Moses from Uganda, Agricultural Development
Subject: Agricultural Development, 2-year master programme.
Scholarship: None. But some funding from Danida and KVL for the fieldwork for his final thesis for the last six months of his study.
Why did you choose to study in Denmark?
I was studying for my Bachelor's degree at the International Institute of Tropical Agriculture in Uganda, when I heard about the Master programme in Agricultural Development at the Faculty of Life Sciences at the University of Copenhagen. The course description was very interesting and matched my interests very well. I was particularly attracted to the international profile and the opportunity to undertake fieldwork – so I decided to apply and was accepted.
What do you like the most about Denmark?
It is a beautiful country – maybe mostly in the summer when it is not snowing. There aren't so many problems and there doesn't seem to be any threats. It feels like a safe place. And there are good facilities - it is for instance easy to travel around.
What do you like the most about studying in Denmark - socially?
I like that we are working in teams. This means that you get to know your fellow students very well. I have many good colleagues that I think I will stay in touch with in the future. I also like the close relationship between teachers and students. We call them by their first name and we work side by side with them – also when doing fieldwork. In Uganda, the teachers must be addressed by their title and surname and they aren't as approachable as here.

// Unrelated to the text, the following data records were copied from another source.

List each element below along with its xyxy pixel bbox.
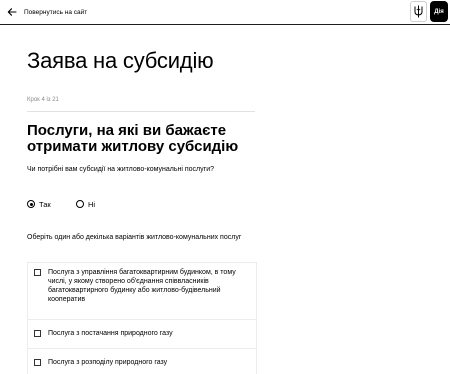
service-option-gas-supply[interactable]: Послуга з постачання природного газу xyxy=(28,320,256,349)
radio-yes-indicator[interactable] xyxy=(27,200,35,208)
trident-icon[interactable] xyxy=(410,1,427,22)
services-question-label: Оберіть один або декілька варіантів житл… xyxy=(27,234,242,241)
question-title: Послуги, на які ви бажаєте отримати житл… xyxy=(27,122,239,155)
service-option-building-management[interactable]: Послуга з управління багатоквартирним бу… xyxy=(28,263,256,320)
back-link-label: Повернутись на сайт xyxy=(24,8,88,16)
checkbox[interactable] xyxy=(34,269,41,276)
top-bar: Повернутись на сайт Дія xyxy=(0,0,450,25)
services-options-list: Послуга з управління багатоквартирним бу… xyxy=(27,262,257,374)
divider xyxy=(27,111,255,112)
radio-no-label: Ні xyxy=(88,199,96,209)
service-option-label: Послуга з розподілу природного газу xyxy=(48,359,168,366)
service-option-label: Послуга з управління багатоквартирним бу… xyxy=(48,269,236,303)
checkbox[interactable] xyxy=(34,330,41,337)
step-indicator: Крок 4 із 21 xyxy=(27,97,59,103)
back-to-site-link[interactable]: Повернутись на сайт xyxy=(7,5,87,19)
radio-no[interactable]: Ні xyxy=(76,198,95,210)
radio-yes[interactable]: Так xyxy=(27,198,51,210)
checkbox[interactable] xyxy=(34,359,41,366)
service-option-label: Послуга з постачання природного газу xyxy=(48,330,173,337)
radio-no-indicator[interactable] xyxy=(76,200,84,208)
radio-yes-label: Так xyxy=(39,199,51,209)
service-option-gas-distribution[interactable]: Послуга з розподілу природного газу xyxy=(28,349,256,374)
subsidy-question-label: Чи потрібні вам субсидії на житлово-кому… xyxy=(27,166,214,173)
page-title: Заява на субсидію xyxy=(27,48,214,73)
diia-logo-text: Дія xyxy=(434,8,444,15)
diia-logo[interactable]: Дія xyxy=(430,1,448,22)
arrow-left-icon xyxy=(7,8,17,16)
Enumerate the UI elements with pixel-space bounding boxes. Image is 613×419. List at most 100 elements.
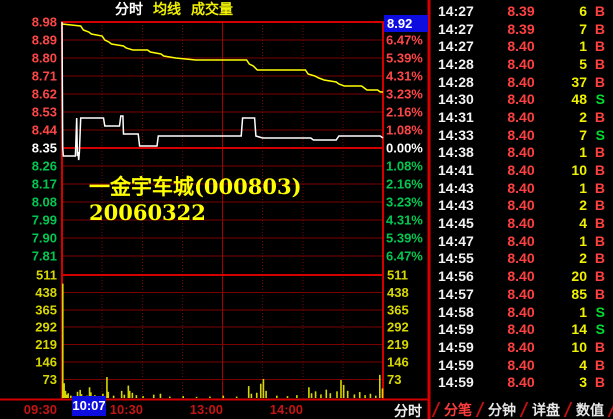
- bottom-tab-bar: 分笔分钟详盘数值: [428, 400, 613, 419]
- trade-price: 8.39: [490, 3, 552, 19]
- stock-date: 20060322: [89, 200, 302, 226]
- trade-price: 8.40: [490, 286, 552, 302]
- trade-row[interactable]: 14:418.4010B: [431, 161, 613, 179]
- trade-row[interactable]: 14:388.401B: [431, 144, 613, 162]
- trade-time: 14:27: [431, 21, 490, 37]
- svg-text:8.89: 8.89: [32, 33, 57, 48]
- trade-row[interactable]: 14:568.4020B: [431, 267, 613, 285]
- trade-row[interactable]: 14:278.401B: [431, 37, 613, 55]
- tab-divider: [520, 402, 529, 417]
- trade-row[interactable]: 14:598.404B: [431, 356, 613, 374]
- svg-text:292: 292: [35, 320, 57, 335]
- trade-price: 8.40: [490, 304, 552, 320]
- trade-side: B: [587, 197, 613, 213]
- svg-text:2.16%: 2.16%: [386, 177, 423, 192]
- trade-side: B: [587, 215, 613, 231]
- trade-row[interactable]: 14:338.407S: [431, 126, 613, 144]
- svg-text:219: 219: [387, 337, 409, 352]
- svg-text:292: 292: [387, 320, 409, 335]
- trade-time: 14:38: [431, 144, 490, 160]
- svg-text:14:00: 14:00: [270, 402, 303, 417]
- trade-side: B: [587, 3, 613, 19]
- svg-text:7.99: 7.99: [32, 213, 57, 228]
- trade-side: B: [587, 286, 613, 302]
- trade-price: 8.40: [490, 38, 552, 54]
- trade-time: 14:41: [431, 162, 490, 178]
- trade-row[interactable]: 14:588.401S: [431, 303, 613, 321]
- trade-volume: 48: [552, 91, 587, 107]
- trade-time: 14:57: [431, 286, 490, 302]
- trade-row[interactable]: 14:578.4085B: [431, 285, 613, 303]
- trade-row[interactable]: 14:598.403B: [431, 373, 613, 391]
- svg-text:438: 438: [35, 285, 57, 300]
- trade-time: 14:28: [431, 56, 490, 72]
- trade-price: 8.40: [490, 180, 552, 196]
- cursor-time-badge: 10:07: [72, 396, 106, 416]
- trade-row[interactable]: 14:318.402B: [431, 108, 613, 126]
- trade-price: 8.40: [490, 250, 552, 266]
- trade-volume: 7: [552, 21, 587, 37]
- trade-price: 8.40: [490, 56, 552, 72]
- trade-side: S: [587, 127, 613, 143]
- trade-time: 14:59: [431, 374, 490, 390]
- tab-divider: [608, 402, 613, 417]
- trade-row[interactable]: 14:478.401B: [431, 232, 613, 250]
- tab-fenzhong[interactable]: 分钟: [488, 400, 516, 419]
- trade-volume: 1: [552, 180, 587, 196]
- trade-time: 14:59: [431, 339, 490, 355]
- trade-volume: 85: [552, 286, 587, 302]
- svg-text:73: 73: [387, 372, 401, 387]
- svg-text:365: 365: [35, 302, 57, 317]
- trade-price: 8.39: [490, 21, 552, 37]
- svg-text:5.39%: 5.39%: [386, 231, 423, 246]
- trade-side: B: [587, 56, 613, 72]
- trade-row[interactable]: 14:598.4014S: [431, 320, 613, 338]
- tab-divider: [432, 402, 441, 417]
- trade-side: B: [587, 144, 613, 160]
- trade-price: 8.40: [490, 357, 552, 373]
- trade-time: 14:28: [431, 74, 490, 90]
- trade-time: 14:56: [431, 268, 490, 284]
- trade-volume: 2: [552, 250, 587, 266]
- trade-side: B: [587, 250, 613, 266]
- trade-time: 14:27: [431, 38, 490, 54]
- trade-time: 14:31: [431, 109, 490, 125]
- trade-row[interactable]: 14:288.405B: [431, 55, 613, 73]
- trade-row[interactable]: 14:458.404B: [431, 214, 613, 232]
- svg-text:511: 511: [387, 268, 408, 283]
- tab-fenbi[interactable]: 分笔: [444, 400, 472, 419]
- trade-side: B: [587, 109, 613, 125]
- trade-row[interactable]: 14:438.401B: [431, 179, 613, 197]
- trade-row[interactable]: 14:278.396B: [431, 2, 613, 20]
- trade-row[interactable]: 14:438.402B: [431, 197, 613, 215]
- menu-item-chengjiaoliang[interactable]: 成交量: [191, 1, 233, 18]
- svg-text:7.81: 7.81: [32, 249, 57, 264]
- trade-row[interactable]: 14:308.4048S: [431, 90, 613, 108]
- svg-text:09:30: 09:30: [24, 402, 57, 417]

What do you like the most about studying in Denmark - academically?
I like the way the study programme is put together. It addresses problems in the developing countries. It has a very international profile and is well suited for an international carreer. The student population is mixed – half is Danish and the other international. The programme includes a lot of fieldwork and has a practical approach. In Uganda, development studies are very theoretical. Here, we have the possibility to do fieldwork. For instance, all the students have just been on study tours to Thailand, Malaysia and Swaziland. I was on the tour to Thailand, which was great.
What surprised you most about Denmark?
The language and the culture surprised me. I knew it was very different, but it was a bit of a shock that people were so closed. It takes a while to get to know people. Where I come from people are much more open, e.g. they talk on the busses and you can get to know people on a bus ride.
What don't you like about studying in Denmark?
I don't really have any complaints, but there were a few courses that were described in English, which I thought I could take, but in reality they were taught in Danish. However, it hasn't been difficult to find courses taught in English and all the courses that I follow are really interesting.
Where do you live?
At a kollegium in Hvidovre, which is very nice.